Эдуард. Ваш Петрович легко отделался. Видать, хорошо воевал, а то мог бы до десяти схлопотать. А в чем «но»? Почему недоговариваешь, Капа… Он тебе нравится, но нет взаимности? (Пауза.) Слепой он, ваш Петрович, такую красоту не видеть. (Обнимает Капитолину, та освобождается от объятий.) Так в чем же все-таки «но»? (Выпивает коньяк.)

Капитолина. Человеком остался. После тюрьмы люди редко поднимаются, хуже становятся.

Эдуард. Хуже, говоришь? Это правильно…

Эдуард (наливает еще коньяку, выпивает). Ну а ты какая, Капа? Хуже или лучше?

Капитолина. Я, как тысячи других, пережила все: и хорошее, и плохое… Кто сказал, что жизнь должна быть легкой? В мучениях рождаешься, в мучениях умираешь… А страна здесь ни при чем, хорошо управлять ею не научились. Подгребателей много развелось – все себе да себе… Вот так, простите, лапу наложат на что-нибудь (невольно показывает то место, где была рука Эдуарда), хочешь крикнуть: да разве так можно! Это же люди! Наш дом, в нем опрятней надо быть! Но нет, наш – это еще не мой. Вот от этого враскосец многое и идет.

Эдуард. Нет, черт побери, недаром я захотел у вас приостановиться. От тебя, Капка моя, здоровьем пышет. (Пытается обнять Капитолину.)

Капитолина. Эдуард Михаевич, меня зовут Капитолина Ивановна, и, пожалуйста, не надо так… руки успокойте. Я это не люблю.

Эдуард (берет со стола тарелку и вдребезги разбивает ее). Милая женщина, зачем вам так надуваться? Вы что – юная креолка? Или Мадонна? А может, у вас есть то, с чем трудно расстаться? Да сейчас нет ни одной женщины, которая на сторону бы не сбегала! Хотя бы для интереса. А уж со зла мужу рога наставить или чего-нибудь ухватить через очередного мужика – так это просто святая обязанность.

Капитолина.

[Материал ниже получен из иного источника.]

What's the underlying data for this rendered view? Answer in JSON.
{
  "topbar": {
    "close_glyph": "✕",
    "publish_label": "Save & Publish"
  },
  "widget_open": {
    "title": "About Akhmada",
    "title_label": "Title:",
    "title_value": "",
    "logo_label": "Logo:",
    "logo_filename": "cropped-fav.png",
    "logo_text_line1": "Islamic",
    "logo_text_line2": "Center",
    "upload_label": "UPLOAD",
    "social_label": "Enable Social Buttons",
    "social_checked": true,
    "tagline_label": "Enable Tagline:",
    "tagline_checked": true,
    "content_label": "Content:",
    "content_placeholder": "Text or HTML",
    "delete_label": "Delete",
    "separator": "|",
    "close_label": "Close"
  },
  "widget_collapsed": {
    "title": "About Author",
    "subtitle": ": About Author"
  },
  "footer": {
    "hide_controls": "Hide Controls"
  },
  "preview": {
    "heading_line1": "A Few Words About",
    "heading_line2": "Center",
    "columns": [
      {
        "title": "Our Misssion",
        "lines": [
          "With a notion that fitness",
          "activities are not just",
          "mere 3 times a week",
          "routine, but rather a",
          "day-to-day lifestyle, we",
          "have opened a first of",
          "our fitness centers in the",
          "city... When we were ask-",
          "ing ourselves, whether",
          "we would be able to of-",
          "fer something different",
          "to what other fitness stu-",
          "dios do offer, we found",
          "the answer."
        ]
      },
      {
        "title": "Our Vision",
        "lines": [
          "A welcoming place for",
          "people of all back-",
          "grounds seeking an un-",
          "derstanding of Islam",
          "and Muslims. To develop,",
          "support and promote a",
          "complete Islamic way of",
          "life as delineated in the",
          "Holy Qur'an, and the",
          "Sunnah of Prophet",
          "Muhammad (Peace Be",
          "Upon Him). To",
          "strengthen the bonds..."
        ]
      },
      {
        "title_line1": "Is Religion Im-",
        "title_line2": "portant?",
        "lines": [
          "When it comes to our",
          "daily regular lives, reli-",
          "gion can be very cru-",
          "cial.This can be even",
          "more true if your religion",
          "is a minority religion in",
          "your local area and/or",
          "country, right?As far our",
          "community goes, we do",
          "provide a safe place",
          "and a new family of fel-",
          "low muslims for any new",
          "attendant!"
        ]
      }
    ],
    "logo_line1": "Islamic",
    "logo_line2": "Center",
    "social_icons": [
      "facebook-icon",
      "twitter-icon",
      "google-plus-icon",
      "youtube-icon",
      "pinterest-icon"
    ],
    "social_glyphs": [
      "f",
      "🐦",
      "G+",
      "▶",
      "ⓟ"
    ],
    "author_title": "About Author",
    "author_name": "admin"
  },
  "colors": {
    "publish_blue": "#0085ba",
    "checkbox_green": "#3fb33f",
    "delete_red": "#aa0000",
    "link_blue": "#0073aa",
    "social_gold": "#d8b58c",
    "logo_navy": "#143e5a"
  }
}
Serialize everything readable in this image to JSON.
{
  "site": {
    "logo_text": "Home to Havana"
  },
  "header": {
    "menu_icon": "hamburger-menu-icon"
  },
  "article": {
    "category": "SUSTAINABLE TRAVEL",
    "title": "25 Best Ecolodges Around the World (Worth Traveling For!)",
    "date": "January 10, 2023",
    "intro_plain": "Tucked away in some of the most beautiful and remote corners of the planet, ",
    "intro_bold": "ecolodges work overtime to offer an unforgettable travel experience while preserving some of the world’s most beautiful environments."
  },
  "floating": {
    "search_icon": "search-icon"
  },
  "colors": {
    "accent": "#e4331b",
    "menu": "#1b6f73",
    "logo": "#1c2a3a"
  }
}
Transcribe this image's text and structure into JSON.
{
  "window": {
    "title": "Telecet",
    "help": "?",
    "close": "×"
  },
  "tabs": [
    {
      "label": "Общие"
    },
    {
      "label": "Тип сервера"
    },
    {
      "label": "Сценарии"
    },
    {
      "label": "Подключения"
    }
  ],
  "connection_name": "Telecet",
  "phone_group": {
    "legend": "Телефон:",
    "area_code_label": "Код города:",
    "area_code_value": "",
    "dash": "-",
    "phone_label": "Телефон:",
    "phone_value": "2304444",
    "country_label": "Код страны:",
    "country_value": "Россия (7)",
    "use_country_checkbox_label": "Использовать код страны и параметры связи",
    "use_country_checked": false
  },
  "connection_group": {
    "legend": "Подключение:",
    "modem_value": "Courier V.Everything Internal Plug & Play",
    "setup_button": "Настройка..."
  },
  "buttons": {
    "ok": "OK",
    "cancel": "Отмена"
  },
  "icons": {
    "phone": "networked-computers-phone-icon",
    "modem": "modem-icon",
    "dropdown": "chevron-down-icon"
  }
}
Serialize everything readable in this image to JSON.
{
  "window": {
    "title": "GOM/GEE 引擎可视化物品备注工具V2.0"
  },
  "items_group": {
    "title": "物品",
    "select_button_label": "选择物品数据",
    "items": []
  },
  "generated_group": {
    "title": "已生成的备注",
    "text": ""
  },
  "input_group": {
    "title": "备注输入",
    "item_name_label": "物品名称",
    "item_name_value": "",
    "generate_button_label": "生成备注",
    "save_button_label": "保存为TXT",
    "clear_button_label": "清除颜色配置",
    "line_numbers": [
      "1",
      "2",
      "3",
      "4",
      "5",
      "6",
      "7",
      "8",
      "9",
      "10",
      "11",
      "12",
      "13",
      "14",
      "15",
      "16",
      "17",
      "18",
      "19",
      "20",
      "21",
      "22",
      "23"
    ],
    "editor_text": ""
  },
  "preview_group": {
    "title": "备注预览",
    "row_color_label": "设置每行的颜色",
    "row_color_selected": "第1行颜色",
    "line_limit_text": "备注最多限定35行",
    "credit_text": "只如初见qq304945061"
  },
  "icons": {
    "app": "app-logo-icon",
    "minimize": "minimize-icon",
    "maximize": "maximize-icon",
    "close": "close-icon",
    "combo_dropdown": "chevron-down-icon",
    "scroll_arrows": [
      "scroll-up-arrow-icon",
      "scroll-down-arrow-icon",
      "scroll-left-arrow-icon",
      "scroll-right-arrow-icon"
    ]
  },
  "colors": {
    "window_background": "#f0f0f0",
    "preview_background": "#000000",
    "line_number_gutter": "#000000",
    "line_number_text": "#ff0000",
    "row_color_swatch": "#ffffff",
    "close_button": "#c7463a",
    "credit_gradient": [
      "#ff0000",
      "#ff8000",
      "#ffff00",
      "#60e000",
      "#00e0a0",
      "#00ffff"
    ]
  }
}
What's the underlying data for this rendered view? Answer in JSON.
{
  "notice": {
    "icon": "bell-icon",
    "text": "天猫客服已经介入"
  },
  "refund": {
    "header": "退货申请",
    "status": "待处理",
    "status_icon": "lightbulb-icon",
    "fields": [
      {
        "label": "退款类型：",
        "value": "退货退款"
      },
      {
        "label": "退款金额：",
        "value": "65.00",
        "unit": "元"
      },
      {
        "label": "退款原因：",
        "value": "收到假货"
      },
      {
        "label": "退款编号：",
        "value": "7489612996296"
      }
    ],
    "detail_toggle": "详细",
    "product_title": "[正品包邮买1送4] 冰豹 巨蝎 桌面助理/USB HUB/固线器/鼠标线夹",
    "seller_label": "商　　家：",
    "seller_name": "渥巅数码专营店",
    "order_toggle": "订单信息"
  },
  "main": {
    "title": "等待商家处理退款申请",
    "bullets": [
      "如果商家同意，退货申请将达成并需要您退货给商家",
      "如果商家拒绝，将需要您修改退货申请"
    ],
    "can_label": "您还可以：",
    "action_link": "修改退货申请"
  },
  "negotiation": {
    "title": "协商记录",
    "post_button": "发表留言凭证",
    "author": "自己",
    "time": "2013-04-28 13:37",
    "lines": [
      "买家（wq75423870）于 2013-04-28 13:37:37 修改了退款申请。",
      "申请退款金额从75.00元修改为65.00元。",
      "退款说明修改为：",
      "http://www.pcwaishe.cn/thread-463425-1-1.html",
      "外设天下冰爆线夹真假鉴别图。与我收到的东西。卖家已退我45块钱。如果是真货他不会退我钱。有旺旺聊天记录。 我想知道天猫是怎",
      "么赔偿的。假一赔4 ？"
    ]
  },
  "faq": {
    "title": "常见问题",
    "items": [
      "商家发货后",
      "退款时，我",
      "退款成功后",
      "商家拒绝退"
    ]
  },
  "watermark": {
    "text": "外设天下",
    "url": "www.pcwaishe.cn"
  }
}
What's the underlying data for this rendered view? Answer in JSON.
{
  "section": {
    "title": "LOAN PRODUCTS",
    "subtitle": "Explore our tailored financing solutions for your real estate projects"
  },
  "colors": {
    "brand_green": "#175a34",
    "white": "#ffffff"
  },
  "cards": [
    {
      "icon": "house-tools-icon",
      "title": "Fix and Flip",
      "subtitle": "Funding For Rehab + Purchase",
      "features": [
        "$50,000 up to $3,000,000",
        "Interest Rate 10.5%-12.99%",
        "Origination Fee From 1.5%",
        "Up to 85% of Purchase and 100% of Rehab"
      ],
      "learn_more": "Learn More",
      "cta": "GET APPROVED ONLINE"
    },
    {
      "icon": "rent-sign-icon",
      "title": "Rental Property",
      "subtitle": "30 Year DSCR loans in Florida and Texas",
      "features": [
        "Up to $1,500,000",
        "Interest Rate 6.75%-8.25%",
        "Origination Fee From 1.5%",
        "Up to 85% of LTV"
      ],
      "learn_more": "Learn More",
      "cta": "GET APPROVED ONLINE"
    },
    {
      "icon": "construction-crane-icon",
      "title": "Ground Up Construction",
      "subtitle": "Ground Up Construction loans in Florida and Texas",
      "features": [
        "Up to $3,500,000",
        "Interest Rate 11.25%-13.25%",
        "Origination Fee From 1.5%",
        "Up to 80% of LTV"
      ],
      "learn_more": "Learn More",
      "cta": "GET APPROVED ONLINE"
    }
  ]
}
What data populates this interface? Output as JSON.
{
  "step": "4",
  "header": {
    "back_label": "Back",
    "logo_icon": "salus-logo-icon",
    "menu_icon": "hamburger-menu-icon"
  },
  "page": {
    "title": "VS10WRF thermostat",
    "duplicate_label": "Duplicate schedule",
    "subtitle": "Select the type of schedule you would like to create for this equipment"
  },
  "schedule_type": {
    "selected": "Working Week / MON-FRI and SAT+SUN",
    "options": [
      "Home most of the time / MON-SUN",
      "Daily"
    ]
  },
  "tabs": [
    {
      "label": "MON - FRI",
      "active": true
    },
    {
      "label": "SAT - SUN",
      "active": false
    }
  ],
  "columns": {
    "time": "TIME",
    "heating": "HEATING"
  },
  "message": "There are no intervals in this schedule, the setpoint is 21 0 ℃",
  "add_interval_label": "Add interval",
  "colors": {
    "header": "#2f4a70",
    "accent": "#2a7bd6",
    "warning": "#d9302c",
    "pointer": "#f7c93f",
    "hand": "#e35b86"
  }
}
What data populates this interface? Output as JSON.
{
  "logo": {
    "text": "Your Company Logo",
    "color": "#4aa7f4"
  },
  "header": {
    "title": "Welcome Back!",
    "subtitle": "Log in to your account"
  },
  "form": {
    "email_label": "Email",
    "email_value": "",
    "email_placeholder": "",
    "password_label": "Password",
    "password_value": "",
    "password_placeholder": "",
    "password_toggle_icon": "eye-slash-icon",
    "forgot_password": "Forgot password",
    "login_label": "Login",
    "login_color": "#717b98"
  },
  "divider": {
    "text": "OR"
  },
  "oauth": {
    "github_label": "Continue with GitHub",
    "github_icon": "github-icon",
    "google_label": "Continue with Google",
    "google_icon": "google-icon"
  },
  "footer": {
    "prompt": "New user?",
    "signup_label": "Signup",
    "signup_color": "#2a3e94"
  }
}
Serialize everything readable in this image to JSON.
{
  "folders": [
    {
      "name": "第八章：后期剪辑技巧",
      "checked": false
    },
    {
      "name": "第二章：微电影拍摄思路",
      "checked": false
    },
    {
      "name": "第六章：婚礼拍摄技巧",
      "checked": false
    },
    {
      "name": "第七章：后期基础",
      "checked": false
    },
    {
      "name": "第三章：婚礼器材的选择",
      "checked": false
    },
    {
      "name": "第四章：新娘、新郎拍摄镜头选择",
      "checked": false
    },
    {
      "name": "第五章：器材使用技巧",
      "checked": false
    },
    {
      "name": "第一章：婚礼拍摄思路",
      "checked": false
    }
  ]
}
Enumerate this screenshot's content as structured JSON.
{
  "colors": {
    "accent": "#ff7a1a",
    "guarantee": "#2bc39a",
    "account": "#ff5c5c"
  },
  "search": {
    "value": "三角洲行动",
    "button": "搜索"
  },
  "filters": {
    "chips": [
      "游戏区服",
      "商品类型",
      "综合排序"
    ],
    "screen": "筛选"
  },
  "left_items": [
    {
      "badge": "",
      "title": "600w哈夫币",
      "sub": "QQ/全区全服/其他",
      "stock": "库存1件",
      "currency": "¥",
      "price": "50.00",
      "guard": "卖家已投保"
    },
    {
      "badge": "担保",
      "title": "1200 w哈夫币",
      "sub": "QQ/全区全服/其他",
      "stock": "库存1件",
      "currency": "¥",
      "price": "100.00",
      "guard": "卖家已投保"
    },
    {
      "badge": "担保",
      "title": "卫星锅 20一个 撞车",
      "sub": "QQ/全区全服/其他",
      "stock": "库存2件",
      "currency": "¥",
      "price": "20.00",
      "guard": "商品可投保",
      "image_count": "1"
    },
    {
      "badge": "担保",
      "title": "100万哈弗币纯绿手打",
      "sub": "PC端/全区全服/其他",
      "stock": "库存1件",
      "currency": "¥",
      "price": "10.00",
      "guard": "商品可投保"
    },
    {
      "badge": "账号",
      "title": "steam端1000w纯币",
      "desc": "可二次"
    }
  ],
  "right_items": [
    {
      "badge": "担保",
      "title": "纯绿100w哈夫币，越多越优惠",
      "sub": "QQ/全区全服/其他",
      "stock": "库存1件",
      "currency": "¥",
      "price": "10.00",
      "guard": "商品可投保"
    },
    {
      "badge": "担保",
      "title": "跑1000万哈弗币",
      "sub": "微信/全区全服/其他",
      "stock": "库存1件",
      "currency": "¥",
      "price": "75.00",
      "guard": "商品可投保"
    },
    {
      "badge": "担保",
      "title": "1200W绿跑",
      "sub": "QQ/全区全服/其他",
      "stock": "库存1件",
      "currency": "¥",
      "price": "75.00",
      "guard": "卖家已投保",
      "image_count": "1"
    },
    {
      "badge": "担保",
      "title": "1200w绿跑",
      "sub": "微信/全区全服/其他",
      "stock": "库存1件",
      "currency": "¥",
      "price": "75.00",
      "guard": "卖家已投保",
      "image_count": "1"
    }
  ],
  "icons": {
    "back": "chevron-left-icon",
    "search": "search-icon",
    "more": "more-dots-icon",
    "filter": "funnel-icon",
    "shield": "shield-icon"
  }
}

Не по моей это части, на сторону не бегала.

Эдуард. Неужто?

Капитолина. И доказывать не хочу!

Эдуард. Рука, которую я положил вот сюда (обнимает рукой шею женщины), – она не грязная. (Прижимает Капитолину, пытается поцеловать ее.)

Капитолина. Эдуард Михаевич, не притрагивайтесь ко мне! Мне это неприятно.

Эдуард. Сначала всем неприятно, а потом… (Хватает Капитолину.) А потом очень даже приятно!

Слышен треск проезжающего мотоцикла.

Капитолина. Помогите! По-мо-ги-те!

Эдуард (рукой зажимает Капитолине рот). Ах ты, сука, подставить меня хочешь. А ну, мадам, раздевайтесь! Поломалась, и хватит!

Хватает Капитолину и несет к лежаку. Долгая молчаливая борьба. В комнате уже сумеречно. Слышны всхлипывания Капитолины.

Эдуард. Не хнычь. (Наливает коньяк, пьет.) Не вздумай Петровичу жаловаться. Лучше молчать. У каждой женщины такие тайны есть. (Капитолина уходит и вскоре возвращается.) Вот тебе 50 тысяч на ремонт дома. (Достает из портмоне деньги.) Скажешь, что это за твою икону. (Кладет деньги за икону.)